Being a ‘foodie’ person, you have no doubt been reading about the latest report by the International Agency for Research on Cancer (IARC), a subsidiary of World Health Organization (WHO). To add to the general writing and eye-brow lifting on the topic, here’s a brief overview from Selerant.
Media headlines last week brought forward a long existing debate, including a very high profile research already done (take the example of the 2012 Harvard Medical School research), only this time adding an international organization affiliation to it, thus making it sound quite credible. Also, internationally relevant.
So, is there really anything new in the recently published study and should the meat eaters together with the meat industry worldwide start worrying?
What's it all about?
In short, a panel of 22 scientists, from 10 countries, after having concluded a review of over 800 peer-reviewed scientific papers, has issued a statement saying that the consumption of red meat is probably carcinogenic to humans (Group 2A, together with agents such as acrylamide, glyphosate or UV B radiation). This is the group for which IARC states it has limited evidence in humans, but sufficient evidence in experimental animals.
The consumption of processed meat was classified as carcinogenic to humans (Group 1, together with asbestos, cadmium or X rays), based on sufficient evidence of carcinogenicity in humans. Both findings are mainly related to colorectal cancer.
Just as a reminder, processed meat is meat that has been transformed by processes like salting, curing, smoking and similar, to prolong its shelf life or enhance the taste of the product.
The report concluded that chemicals (like nitrates) added to processed meats are likely to increase the risk of cancer.
The same goes for high temperature cooking, by which we most often mean barbeque or pan-frying, which have very high probability of creating chemicals with carcinogenic effect, like polycyclic aromatic hydrocarbons and heterocyclic aromatic amines, to mention a few.
The IARC experts concluded that each 50 g portion of processed meat eaten daily would increase the risk of colorectal cancer by 18%. Just to get you an idea, this quantity equals about 2 slices of bacon.

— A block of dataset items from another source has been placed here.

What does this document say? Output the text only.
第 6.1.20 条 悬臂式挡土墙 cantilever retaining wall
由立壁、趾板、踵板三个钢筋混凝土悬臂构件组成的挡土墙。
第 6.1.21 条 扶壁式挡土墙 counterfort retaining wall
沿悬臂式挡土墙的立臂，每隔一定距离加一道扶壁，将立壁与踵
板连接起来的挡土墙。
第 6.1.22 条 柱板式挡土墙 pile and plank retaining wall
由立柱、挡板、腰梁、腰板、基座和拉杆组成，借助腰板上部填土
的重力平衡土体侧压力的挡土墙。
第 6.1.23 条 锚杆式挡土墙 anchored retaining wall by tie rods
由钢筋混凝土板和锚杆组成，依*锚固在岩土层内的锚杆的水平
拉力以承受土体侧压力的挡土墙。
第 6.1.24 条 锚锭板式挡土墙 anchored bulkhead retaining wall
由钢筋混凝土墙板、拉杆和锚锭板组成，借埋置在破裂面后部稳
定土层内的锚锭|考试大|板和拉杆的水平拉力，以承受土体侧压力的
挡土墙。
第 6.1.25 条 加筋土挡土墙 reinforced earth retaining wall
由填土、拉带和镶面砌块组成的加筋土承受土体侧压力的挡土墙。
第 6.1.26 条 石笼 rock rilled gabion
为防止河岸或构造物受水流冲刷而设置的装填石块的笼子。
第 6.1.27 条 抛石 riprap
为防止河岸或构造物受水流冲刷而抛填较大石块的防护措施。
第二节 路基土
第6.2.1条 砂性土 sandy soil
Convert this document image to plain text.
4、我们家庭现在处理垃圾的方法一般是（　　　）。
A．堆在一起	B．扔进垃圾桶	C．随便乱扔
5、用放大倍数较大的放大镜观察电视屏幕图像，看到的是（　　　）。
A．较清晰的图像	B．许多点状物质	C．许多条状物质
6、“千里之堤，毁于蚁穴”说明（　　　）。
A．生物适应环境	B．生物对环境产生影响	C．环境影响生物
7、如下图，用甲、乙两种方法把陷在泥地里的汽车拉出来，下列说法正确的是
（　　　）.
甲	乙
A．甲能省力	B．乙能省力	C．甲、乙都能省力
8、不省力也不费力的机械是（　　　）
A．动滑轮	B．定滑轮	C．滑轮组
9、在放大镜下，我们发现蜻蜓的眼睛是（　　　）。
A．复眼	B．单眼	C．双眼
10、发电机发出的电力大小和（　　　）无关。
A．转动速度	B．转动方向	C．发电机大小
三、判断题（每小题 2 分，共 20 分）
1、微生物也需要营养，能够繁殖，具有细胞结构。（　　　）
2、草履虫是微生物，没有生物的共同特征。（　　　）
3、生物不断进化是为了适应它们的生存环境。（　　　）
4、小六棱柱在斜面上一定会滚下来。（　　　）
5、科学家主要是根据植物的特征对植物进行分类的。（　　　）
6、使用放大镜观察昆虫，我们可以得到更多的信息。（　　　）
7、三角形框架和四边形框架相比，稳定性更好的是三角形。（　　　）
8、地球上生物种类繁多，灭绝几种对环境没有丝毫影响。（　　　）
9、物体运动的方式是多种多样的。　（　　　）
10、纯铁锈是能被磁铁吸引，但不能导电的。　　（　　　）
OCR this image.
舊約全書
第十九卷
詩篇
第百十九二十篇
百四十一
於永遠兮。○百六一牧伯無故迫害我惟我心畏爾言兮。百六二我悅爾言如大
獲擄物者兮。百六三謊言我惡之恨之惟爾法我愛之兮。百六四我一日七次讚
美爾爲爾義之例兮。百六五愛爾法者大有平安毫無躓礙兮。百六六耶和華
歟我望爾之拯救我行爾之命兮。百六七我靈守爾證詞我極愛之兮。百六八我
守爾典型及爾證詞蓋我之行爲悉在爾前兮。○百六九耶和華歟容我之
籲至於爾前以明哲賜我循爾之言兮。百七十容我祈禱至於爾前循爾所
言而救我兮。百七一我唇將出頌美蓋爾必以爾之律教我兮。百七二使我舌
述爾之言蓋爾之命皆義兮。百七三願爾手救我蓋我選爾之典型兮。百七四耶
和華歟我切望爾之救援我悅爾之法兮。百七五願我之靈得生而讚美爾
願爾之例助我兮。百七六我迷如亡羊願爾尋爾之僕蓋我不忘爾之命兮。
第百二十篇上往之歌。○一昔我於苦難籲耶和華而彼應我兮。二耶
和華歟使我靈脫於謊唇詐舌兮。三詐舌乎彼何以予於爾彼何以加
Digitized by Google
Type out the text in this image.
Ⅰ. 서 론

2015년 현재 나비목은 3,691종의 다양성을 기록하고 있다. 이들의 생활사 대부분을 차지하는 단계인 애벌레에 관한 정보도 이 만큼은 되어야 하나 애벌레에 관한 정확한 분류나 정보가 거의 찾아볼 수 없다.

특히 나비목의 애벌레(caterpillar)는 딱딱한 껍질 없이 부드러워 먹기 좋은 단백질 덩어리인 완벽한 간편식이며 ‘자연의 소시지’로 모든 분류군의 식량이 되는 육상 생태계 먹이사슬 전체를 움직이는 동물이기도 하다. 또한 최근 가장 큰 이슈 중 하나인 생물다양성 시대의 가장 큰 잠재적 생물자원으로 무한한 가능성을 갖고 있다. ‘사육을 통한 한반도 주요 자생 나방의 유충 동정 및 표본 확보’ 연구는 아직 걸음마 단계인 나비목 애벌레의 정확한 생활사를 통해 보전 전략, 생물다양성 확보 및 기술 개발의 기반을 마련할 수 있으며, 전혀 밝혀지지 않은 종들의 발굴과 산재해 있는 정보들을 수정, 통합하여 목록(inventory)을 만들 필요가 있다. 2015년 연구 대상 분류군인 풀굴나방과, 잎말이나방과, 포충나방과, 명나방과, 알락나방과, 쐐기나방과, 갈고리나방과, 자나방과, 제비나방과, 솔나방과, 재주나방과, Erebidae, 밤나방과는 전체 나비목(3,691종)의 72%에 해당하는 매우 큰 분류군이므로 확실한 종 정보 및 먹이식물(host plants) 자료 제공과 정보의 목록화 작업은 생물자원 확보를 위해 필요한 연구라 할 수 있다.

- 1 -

The news has echoed word wide. From daily papers and news websites, to scientific and food safety conferences that were taking place last week. What everyone is still wondering is whether this is a media thing that will pass quicker than it had been brought to the headlines, or would the IARC report be able to influence policy makers or even lead to a revolution in consumer behavior?
The industry did not go without a response, either. One has to bear in mind that meat-consumption has been for years now steadily increasing in low- and middle- income countries, and the possibility of such a study reversing the trend could be perceived as a realistic threat.
The Grocery Manufacturers Association (GMA), an industry association based in Washington D.C., promptly issued a statement saying that there were insufficient evidence to support the IARC findings, reminding that many factors contribute to cancer development.
The opposite scenario could be that the IARC report would only remain that talk-of the-month “I told you so” article, and not really persuade the already meat eating people into changing their habits and switching to the veggie side.
Will the dust settle before the opening of the next barbeque season in the northern hemisphere? Remains to be seen. In the meantime, moderation (in everything), is what the experts are recommending.